Il ne retiendra pas grand-chose des cours de piano de son enfance. Sa première éducation musicale provient bien plus de l’écoute de disques : les Concertos brandebourgeois de Johann Sebastian Bach, Le Sacre du printemps d’Igor Stravinski, le jazz bebop de Kenny Clarke et surtout le saxophoniste John Coltrane. À cette époque, il entame l’apprentissage des percussions, tournant décisif de son identité de compositeur.
Après un diplôme en philosophie, Steve Reich s’oriente vers la faculté de musique au Mills College de San Francisco, où il rencontre Luciano Berio. Le compositeur italien, foncièrement opposé à toute forme de dogmatisme, l’accompagnera dans sa recherche sonore personnelle. Il lui aurait dit en ce sens : si tu veux écrire de la musique tonale, pourquoi pas ?
Steve Reich accumulera alors toutes sortes d’expériences sonores et humaines qui lui permettront d’imaginer des œuvres à chaque fois nouvelles, basées sur des processus et mécanismes novateurs. De sa fréquentation du San Francisco Tape Music CenterFonfé en 1962, le San Francisco Tape Music Center est une institution culturelle dédiée au développement de la musique utilisant des bandes magnétiques., naîtront It’s gonna rain et Come out (1965-66), où le décalage de plusieurs bandes magnétiques crée des illusions acoustiques en déphasage graduel, le phasing, une technique qu’il exploitera ensuite dans la musique instrumentale (Piano Phase, Violin Phase, etc.)
À l’été 1970, il étudie les percussions africaines à l’Université du Ghana, une expérience qui alimentera Drumming (1971-72), œuvre majeure pour percussions et voix. Le langage musical de Steve Reich est alors celui d’une musique pulsée, jouant sur la répétition de courts motifs dans un vocabulaire modal, bien éloigné des préoccupations musicales européennes le plus souvent héritées des musiques sérielles germaniques (Schönberg, Webern). Cette économie de moyens revendiquée par le compositeur a mené à la constitution du vocable « minimalisme », terme associé aujourd’hui à nombre de musiciens américains (Philip Glass, John Adams, Tom Johnson, Terry Riley, etc.) et européens (Louis Andriessen).
Dans le courant des années 1970, l’étude du gamelan balinais (dont on retrouve des traces dans Music for Eighteen Musicians en 1976) comme de la cantillation des textes sacrés hébraïques (exploitée dans Tehillim en 1981) témoignent de la curiosité sans borne de Steve Reich, toujours avide d’expérimentation. En ce sens, l’œuvre documentaire Different Trains (1988) lancera toute une série de compositions basées sur des échantillons de fragments de paroles et de sons du quotidien (City Life en 1995 ; WTC 9/11 en 2011).

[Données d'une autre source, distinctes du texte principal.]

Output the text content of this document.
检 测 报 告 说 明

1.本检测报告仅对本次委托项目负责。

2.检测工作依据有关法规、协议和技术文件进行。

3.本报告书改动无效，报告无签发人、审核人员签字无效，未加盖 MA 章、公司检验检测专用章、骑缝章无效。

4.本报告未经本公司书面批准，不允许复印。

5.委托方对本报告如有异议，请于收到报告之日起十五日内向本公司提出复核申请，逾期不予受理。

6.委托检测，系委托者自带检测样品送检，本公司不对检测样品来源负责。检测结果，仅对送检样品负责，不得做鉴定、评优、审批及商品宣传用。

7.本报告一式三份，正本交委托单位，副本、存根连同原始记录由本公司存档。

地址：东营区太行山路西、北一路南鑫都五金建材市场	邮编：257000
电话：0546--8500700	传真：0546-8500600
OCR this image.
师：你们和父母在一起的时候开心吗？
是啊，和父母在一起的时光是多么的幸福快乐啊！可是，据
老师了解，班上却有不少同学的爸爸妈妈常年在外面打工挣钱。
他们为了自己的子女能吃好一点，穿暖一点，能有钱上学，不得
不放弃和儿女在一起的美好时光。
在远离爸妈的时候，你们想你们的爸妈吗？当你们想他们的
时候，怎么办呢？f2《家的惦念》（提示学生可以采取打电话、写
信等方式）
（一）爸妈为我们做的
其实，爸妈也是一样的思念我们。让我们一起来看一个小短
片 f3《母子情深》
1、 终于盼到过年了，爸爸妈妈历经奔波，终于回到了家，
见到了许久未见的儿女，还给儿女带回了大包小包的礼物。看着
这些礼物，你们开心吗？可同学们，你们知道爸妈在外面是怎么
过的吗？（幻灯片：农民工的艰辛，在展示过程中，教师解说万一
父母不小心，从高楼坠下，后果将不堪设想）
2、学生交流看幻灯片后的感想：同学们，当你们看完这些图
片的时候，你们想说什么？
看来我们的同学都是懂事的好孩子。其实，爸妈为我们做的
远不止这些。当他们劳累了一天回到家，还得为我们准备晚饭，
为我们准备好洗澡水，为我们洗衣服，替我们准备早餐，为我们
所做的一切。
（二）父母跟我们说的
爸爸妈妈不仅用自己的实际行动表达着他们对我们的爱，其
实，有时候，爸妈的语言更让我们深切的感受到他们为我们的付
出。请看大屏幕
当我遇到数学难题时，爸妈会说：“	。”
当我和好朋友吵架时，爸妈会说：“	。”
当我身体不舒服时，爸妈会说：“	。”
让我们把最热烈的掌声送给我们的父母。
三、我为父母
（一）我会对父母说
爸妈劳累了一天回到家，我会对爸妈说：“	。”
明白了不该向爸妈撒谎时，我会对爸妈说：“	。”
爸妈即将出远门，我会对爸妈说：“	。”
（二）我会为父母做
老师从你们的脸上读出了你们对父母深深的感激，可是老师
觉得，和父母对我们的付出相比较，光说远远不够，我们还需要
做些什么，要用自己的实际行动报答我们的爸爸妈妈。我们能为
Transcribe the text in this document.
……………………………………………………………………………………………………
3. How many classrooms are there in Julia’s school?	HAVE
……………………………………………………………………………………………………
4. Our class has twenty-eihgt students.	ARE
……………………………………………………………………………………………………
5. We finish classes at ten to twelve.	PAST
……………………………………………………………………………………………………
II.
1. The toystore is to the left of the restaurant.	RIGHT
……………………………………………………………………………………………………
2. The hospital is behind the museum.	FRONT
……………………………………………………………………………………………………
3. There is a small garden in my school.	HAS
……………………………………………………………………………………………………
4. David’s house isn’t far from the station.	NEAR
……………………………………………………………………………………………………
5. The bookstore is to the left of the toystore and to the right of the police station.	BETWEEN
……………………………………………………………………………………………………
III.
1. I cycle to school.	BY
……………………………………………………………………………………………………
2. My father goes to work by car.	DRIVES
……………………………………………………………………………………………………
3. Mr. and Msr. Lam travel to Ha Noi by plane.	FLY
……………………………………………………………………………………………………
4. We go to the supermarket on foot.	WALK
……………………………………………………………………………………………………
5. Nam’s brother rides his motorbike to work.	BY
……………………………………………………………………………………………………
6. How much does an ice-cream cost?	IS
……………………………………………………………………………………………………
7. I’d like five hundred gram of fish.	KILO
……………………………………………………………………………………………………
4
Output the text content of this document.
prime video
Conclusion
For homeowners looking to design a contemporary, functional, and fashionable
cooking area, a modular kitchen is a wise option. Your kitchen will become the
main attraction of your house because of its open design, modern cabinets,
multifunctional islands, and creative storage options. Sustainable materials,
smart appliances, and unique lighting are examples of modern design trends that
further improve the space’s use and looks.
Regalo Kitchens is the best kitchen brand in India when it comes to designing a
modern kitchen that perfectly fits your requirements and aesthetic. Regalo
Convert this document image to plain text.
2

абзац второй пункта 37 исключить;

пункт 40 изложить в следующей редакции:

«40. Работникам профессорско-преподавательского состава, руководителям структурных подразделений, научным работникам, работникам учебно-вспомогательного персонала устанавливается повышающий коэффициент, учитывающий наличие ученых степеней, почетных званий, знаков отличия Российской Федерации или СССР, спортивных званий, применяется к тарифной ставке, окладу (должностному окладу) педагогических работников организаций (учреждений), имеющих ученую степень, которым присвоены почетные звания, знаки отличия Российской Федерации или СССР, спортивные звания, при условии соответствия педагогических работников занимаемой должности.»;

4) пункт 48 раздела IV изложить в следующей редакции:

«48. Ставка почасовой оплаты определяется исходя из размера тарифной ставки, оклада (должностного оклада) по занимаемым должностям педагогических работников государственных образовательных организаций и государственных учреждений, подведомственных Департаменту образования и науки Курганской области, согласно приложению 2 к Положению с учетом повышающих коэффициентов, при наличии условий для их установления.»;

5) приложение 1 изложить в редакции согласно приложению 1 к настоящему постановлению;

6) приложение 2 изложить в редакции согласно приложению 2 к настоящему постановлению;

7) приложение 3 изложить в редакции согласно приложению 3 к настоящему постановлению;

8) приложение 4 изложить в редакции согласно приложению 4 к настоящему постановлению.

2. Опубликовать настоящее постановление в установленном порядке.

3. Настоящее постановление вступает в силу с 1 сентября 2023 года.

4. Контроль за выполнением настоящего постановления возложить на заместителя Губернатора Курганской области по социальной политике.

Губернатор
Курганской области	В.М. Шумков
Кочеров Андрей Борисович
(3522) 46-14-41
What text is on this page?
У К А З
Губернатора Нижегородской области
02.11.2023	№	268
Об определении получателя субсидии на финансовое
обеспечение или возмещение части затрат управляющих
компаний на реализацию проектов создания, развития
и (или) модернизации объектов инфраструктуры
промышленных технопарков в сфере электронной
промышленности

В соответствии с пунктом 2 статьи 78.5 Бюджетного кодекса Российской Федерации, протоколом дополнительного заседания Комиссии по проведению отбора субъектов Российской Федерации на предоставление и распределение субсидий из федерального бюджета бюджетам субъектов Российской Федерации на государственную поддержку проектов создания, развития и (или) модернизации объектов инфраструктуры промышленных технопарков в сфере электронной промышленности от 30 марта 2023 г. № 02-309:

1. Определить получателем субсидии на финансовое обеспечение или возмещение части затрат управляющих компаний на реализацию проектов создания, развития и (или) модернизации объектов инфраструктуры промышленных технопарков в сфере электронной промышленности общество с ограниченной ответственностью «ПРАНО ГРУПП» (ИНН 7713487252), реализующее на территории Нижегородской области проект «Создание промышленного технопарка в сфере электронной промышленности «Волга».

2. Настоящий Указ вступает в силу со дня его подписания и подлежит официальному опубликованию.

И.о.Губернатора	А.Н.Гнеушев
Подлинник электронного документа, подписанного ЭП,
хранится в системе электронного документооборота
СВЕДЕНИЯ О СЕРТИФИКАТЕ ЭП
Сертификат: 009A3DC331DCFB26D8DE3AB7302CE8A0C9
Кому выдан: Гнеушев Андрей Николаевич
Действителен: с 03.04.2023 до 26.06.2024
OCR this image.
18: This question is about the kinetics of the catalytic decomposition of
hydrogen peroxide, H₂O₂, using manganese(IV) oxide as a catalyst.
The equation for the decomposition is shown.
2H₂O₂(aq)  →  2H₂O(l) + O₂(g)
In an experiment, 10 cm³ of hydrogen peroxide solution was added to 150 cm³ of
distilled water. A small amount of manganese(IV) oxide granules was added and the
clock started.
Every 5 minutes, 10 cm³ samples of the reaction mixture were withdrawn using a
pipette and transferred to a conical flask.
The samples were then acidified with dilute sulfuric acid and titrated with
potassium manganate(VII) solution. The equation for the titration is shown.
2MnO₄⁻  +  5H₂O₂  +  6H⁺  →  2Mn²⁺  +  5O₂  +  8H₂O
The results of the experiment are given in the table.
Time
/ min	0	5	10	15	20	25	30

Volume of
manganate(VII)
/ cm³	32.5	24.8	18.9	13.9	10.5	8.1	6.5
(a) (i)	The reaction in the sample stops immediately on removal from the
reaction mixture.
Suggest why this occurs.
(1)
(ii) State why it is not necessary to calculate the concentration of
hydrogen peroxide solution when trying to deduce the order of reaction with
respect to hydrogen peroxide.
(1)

Renouant alors avec la voix, Steve Reich compose plusieurs formes de créations multimédias, incluant voix chantée, échantillons pré-enregistrés, actions scéniques, vidéos (The Cave en 1989-93 ; Three Tales de 1998 à 2002).
Compositeur engagé, Steve Reich donne à entendre l’actualité contemporaine et passée dans ses œuvres (Three Tales et les dangers de la technologie ; les attentats du World Trade Center dans WTC 9/11 ; les déportations des juifs d’Europe dans Different Trains). Héraut d’une musique sans frontière et non clivante, il travaille régulièrement avec des artistes issus des scènes de musique actuelle tels que Radiohead et The National, signe encore une fois d’une ouverture et d’une curiosité sans borne qui ont décidé de sa place singulière et inaltérable dans le panorama de la création sonore depuis 1965.